У Антонио Росси были синие круги вокруг глаз, и даже его благополучная полнота куда-то спала.
— Я скоро свихнусь с этими аппирами, — вздохнул он, — Фло, мне нужно знать твое мнение.
Флоренсия пришла к нему сама. Потому что ей тоже было как-то тревожно после вчерашнего визита инопланетной гостьи. Ничего конкретного она сказать не могла, тревога была на уровне ее женской интуиции.
У Антонио в кабинете были глубокие мягкие кресла, идеально убранный рабочий стол и сверкающий черной полировкой стол для совещаний, он любил порядок и комфорт, сам напоминая с виду уютного домашнего кота.
— Что произошло вчера? — спросил он деловито.
— В общем-то, обычный медосмотр.
— В каком она состоянии?
— Я бы сказала, что у нее идет расслабление после длительного стресса.
— Значит, причина стресса исчезла?
— Нет. Я поняла, что нет.
— Почему?
— По глазам. Это глубоко несчастная женщина. Вот что я могу тебе сказать.
— С чего бы, да? — усмехнулся Росси, включая один за другим все экраны, — она меня совсем запутала, эта дамочка. Я был уверен, что охота идет на Ричарда. Посмотри сюда — мышеловка захлопнулась… В номере мы не стали ставить камеры, но тут и так все ясно, они занимаются любовью, где попало, как мухи…
— Промотай, — сказала Флоренсия, — я не сексопатолог.
— Очень интересно следить за ее лицом, — продолжал невозмутимый Антонио, — это она с ним. А это — когда он отошел. Как будто две разные женщины. Такое двуличие подозрительно. Я не сомневался, что ей от него что-то нужно. С первого момента своего появления здесь она приклеилась к Ричарду Оорлу.
На экране они шли по полосе прибоя, Зела запрыгнула на большой плоский камень, протянула руки и растрепала ему волосы. Лицо у нее было совершенно счастливое. Потом он снимал ее с камня, держа на весу, на полусогнутых руках, и медленно, как пушинку, опуская ее все ниже и ниже, пока ее лицо не приблизилось к его лицу, и ее губы не встретились с его губами. Флоренсия поняла, что не может на это смотреть. Конечно, она была выше ревности и выше зависти. Ей просто было больно.

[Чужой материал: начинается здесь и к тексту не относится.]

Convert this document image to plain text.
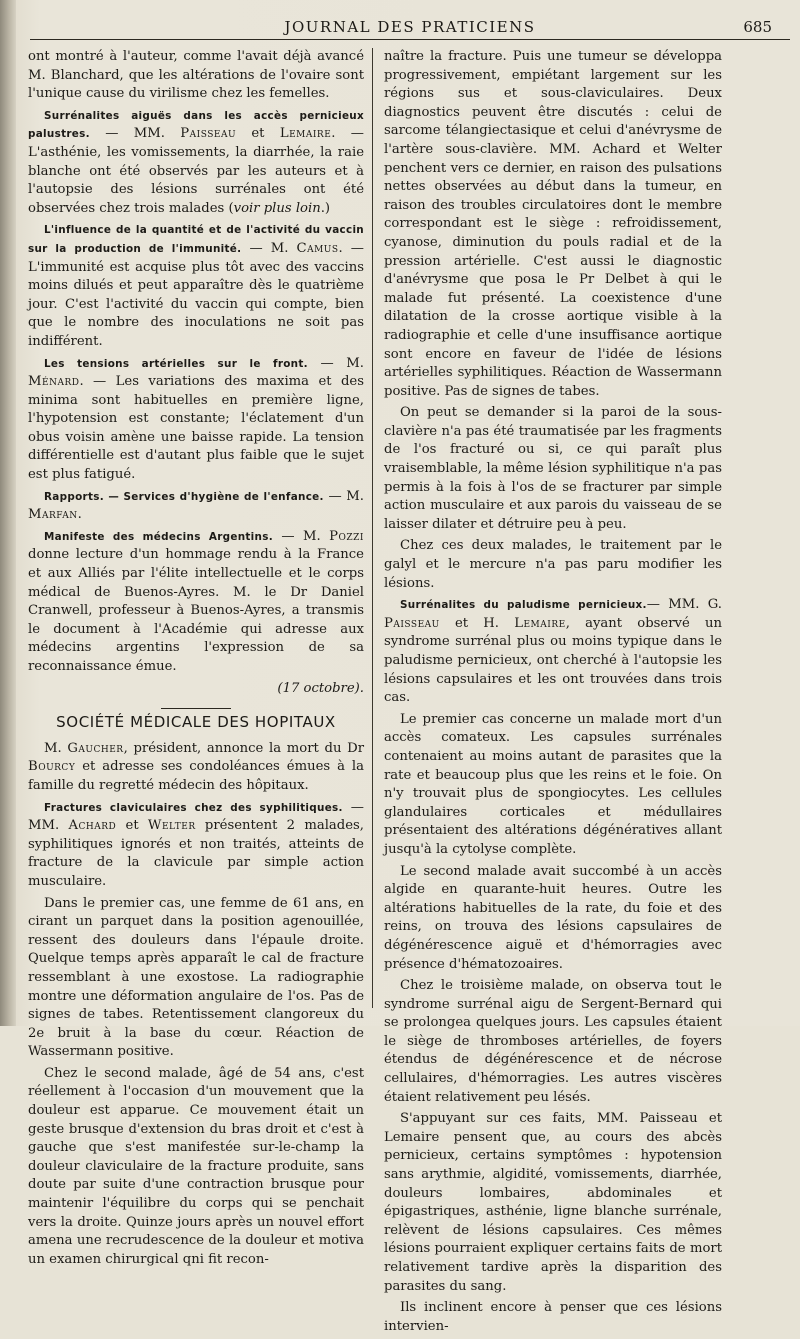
JOURNAL DES PRATICIENS	685

ont montré à l'auteur, comme l'avait déjà avancé M. Blanchard, que les altérations de l'ovaire sont l'unique cause du virilisme chez les femelles.

Surrénalites aiguës dans les accès pernicieux palustres. — MM. Paisseau et Lemaire. — L'asthénie, les vomissements, la diarrhée, la raie blanche ont été observés par les auteurs et à l'autopsie des lésions surrénales ont été observées chez trois malades (voir plus loin.)

L'influence de la quantité et de l'activité du vaccin sur la production de l'immunité. — M. Camus. — L'immunité est acquise plus tôt avec des vaccins moins dilués et peut apparaître dès le quatrième jour. C'est l'activité du vaccin qui compte, bien que le nombre des inoculations ne soit pas indifférent.

Les tensions artérielles sur le front. — M. Ménard. — Les variations des maxima et des minima sont habituelles en première ligne, l'hypotension est constante; l'éclatement d'un obus voisin amène une baisse rapide. La tension différentielle est d'autant plus faible que le sujet est plus fatigué.

Rapports. — Services d'hygiène de l'enfance. — M. Marfan.

Manifeste des médecins Argentins. — M. Pozzi donne lecture d'un hommage rendu à la France et aux Alliés par l'élite intellectuelle et le corps médical de Buenos-Ayres. M. le Dr Daniel Cranwell, professeur à Buenos-Ayres, a transmis le document à l'Académie qui adresse aux médecins argentins l'expression de sa reconnaissance émue.

(17 octobre).

SOCIÉTÉ MÉDICALE DES HOPITAUX

M. Gaucher, président, annonce la mort du Dr Bourcy et adresse ses condoléances émues à la famille du regretté médecin des hôpitaux.

Fractures claviculaires chez des syphilitiques. — MM. Achard et Welter présentent 2 malades, syphilitiques ignorés et non traités, atteints de fracture de la clavicule par simple action musculaire.

Dans le premier cas, une femme de 61 ans, en cirant un parquet dans la position agenouillée, ressent des douleurs dans l'épaule droite. Quelque temps après apparaît le cal de fracture ressemblant à une exostose. La radiographie montre une déformation angulaire de l'os. Pas de signes de tabes. Retentissement clangoreux du 2e bruit à la base du cœur. Réaction de Wassermann positive.

Chez le second malade, âgé de 54 ans, c'est réellement à l'occasion d'un mouvement que la douleur est apparue. Ce mouvement était un geste brusque d'extension du bras droit et c'est à gauche que s'est manifestée sur-le-champ la douleur claviculaire de la fracture produite, sans doute par suite d'une contraction brusque pour maintenir l'équilibre du corps qui se penchait vers la droite. Quinze jours après un nouvel effort amena une recrudescence de la douleur et motiva un examen chirurgical qni fit recon-

naître la fracture. Puis une tumeur se développa progressivement, empiétant largement sur les régions sus et sous-claviculaires. Deux diagnostics peuvent être discutés : celui de sarcome télangiectasique et celui d'anévrysme de l'artère sous-clavière. MM. Achard et Welter penchent vers ce dernier, en raison des pulsations nettes observées au début dans la tumeur, en raison des troubles circulatoires dont le membre correspondant est le siège : refroidissement, cyanose, diminution du pouls radial et de la pression artérielle. C'est aussi le diagnostic d'anévrysme que posa le Pr Delbet à qui le malade fut présenté. La coexistence d'une dilatation de la crosse aortique visible à la radiographie et celle d'une insuffisance aortique sont encore en faveur de l'idée de lésions artérielles syphilitiques. Réaction de Wassermann positive. Pas de signes de tabes.

On peut se demander si la paroi de la sous-clavière n'a pas été traumatisée par les fragments de l'os fracturé ou si, ce qui paraît plus vraisemblable, la même lésion syphilitique n'a pas permis à la fois à l'os de se fracturer par simple action musculaire et aux parois du vaisseau de se laisser dilater et détruire peu à peu.

Chez ces deux malades, le traitement par le galyl et le mercure n'a pas paru modifier les lésions.

Surrénalites du paludisme pernicieux.— MM. G. Paisseau et H. Lemaire, ayant observé un syndrome surrénal plus ou moins typique dans le paludisme pernicieux, ont cherché à l'autopsie les lésions capsulaires et les ont trouvées dans trois cas.

Le premier cas concerne un malade mort d'un accès comateux. Les capsules surrénales contenaient au moins autant de parasites que la rate et beaucoup plus que les reins et le foie. On n'y trouvait plus de spongiocytes. Les cellules glandulaires corticales et médullaires présentaient des altérations dégénératives allant jusqu'à la cytolyse complète.

Le second malade avait succombé à un accès algide en quarante-huit heures. Outre les altérations habituelles de la rate, du foie et des reins, on trouva des lésions capsulaires de dégénérescence aiguë et d'hémorragies avec présence d'hématozoaires.

Chez le troisième malade, on observa tout le syndrome surrénal aigu de Sergent-Bernard qui se prolongea quelques jours. Les capsules étaient le siège de thromboses artérielles, de foyers étendus de dégénérescence et de nécrose cellulaires, d'hémorragies. Les autres viscères étaient relativement peu lésés.

S'appuyant sur ces faits, MM. Paisseau et Lemaire pensent que, au cours des abcès pernicieux, certains symptômes : hypotension sans arythmie, algidité, vomissements, diarrhée, douleurs lombaires, abdominales et épigastriques, asthénie, ligne blanche surrénale, relèvent de lésions capsulaires. Ces mêmes lésions pourraient expliquer certains faits de mort relativement tardive après la disparition des parasites du sang.

Ils inclinent encore à penser que ces lésions intervien-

Кадры неумолимо мелькали. У нее с Ричардом все было как-то по-другому, не так ярко, не так радостно, он не наслаждался ею так изысканно, так неторопливо и так жадно. Да и сама она была не так прекрасна, как эта маленькая золотоволосая женщина, созданная именно для того, чтобы ею наслаждались.
Лицо у Зелы действительно менялось, когда Ричард отходил. На нем появлялись усталость и разочарование. Никакого праздника, никакой радости. Тоска и пустота. И это было ее настоящее лицо.
— Тони, ты препарируешь бедную девочку как лягушку! — не выдержала Флоренсия, — никому не дано залезть другому в душу.
— Да, — сказал он хмуро, — препарирую. И буду препарировать. Пока она не скажет нам сама, что ей здесь нужно.
— А если ничего?
— Ничего?.. Посмотри сюда.
Флоренсия увидела кухню в доме Ричарда и Зелу, на этот раз с его сыном. Они целовались у раскрытого окна, за которым хлестал дождь.
— Любвеобильная дамочка, не правда ли? — усмехнулся Антонио, — только на этот раз в мышеловке Ольгерд.
— После того, как ты развелся с Эльгой, ты стал неисправимым циником.
— Обрати внимание, — все так же невозмутимо продолжал Антонио, — всё то же самое. Это она с ним. А это — без него. Как будто ее кто-то включает и выключает… Я не сомневался, что все дело в Ричарде, он, знаешь ли, экземпляр… Но когда она так запросто переключилась на его сына, я впал в задумчивость.
— По-твоему, дело в Ольгерде?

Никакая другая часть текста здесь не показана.